Quince días atrás, la Legislatura había aprobado la “Ley de zonificación”, que estableció en qué partes del territorio queda habilitada la explotación minera. La discusión estaba pendiente desde el 2003, cuando, en la estela de la movilización anti-minería de Esquel, se sancionó una ley que prohibió la minería a cielo abierto en toda la provincia, pero también ordenó que, en un plazo de 120 días, se analizara cuáles áreas quedarían exceptuadas. Dieciocho años después, la Legislatura se puso al día y tras un fuerte debate decidió habilitar la minería en Gastre y Telsen, 2 de los 16 departamentos en los que está dividida la provincia, además de establecer una serie de controles ambientales y sociales estrictos y ratificar la prohibición al uso de soluciones cianuradas contemplada en la norma del 2003 (2). La votación generó una intensa movilización popular en las principales ciudades de Chubut (no en la meseta), que llegaron a la quema de edificios públicos y fueron respondidas con una feroz represión policial. Pocos días después, Arcioni retrocedió: impulsó la derogación de la ley y anunció el plebiscito.

A diferencia de la cordillera, donde prospera el turismo de alta gama, y la costa, donde se asientan las explotaciones hidrocarburíferas, el turismo de ballenas y la pesca, la meseta central chubutense constituye una enorme extensión geográfica escasamente poblada y desprovista de recursos naturales, actividades productivas o cualquier herramienta para empujar el desarrollo, apenas algo de ganadería ovina y cría de guanacos. El Proyecto Navidad, de la Pan American Silver, prevé una inversión de 1.200 millones de dólares a lo largo de 18 años y la creación de unos 2.800 empleos (800 directos). Pero la discusión es política. Con apenas 6.000 habitantes, la meseta carece de influencia en el poder provincial; no tiene, por ejemplo, un representante en la Legislatura. Sin embargo, sus habitantes se han manifestado en varias ocasiones a favor de la habilitación de la minería, tal como explica la dirigente del PJ local Marina Barrera, que viene realizando grandes esfuerzos por hacer escuchar la voz de los pobladores de la meseta, y como ratifica el hecho de que los intendentes de Gastre y Telsen también pidieran la aprobación del proyecto.
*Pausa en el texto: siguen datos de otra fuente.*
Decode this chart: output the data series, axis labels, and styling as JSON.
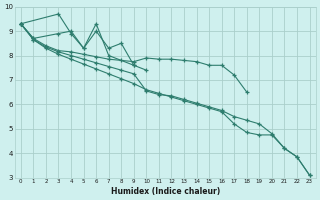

El plebiscito, decíamos, puede ser una herramienta para destrabar este conflicto, pero también genera dudas. En primer lugar, la jurisdicción. En una primera mirada, parece razonable que, como propuso Arcioni, sean todos los chubutenses quienes definan. Desde la reforma constitucional del 94, los dueños de los recursos naturales asentados en sus territorios son los Estados provinciales, y las eventuales rentas o regalías percibidas por su explotación se derivan al fisco de la provincia. Más allá del aspecto legal, hay también buenas razones políticas: en Chubut se desarrollan otras actividades económicas con un potencial de daño ambiental equivalente al de la minería, notoriamente la explotación petrolera en el Golfo de San Jorge, que también contribuye a las finanzas provinciales. Parece entonces lógico que un habitante de Comodoro Rivadavia, que “paga el precio” del daño ambiental en su ciudad –y aporta regalías al erario provincial– decida sobre lo que ocurre en otras zonas de su provincia.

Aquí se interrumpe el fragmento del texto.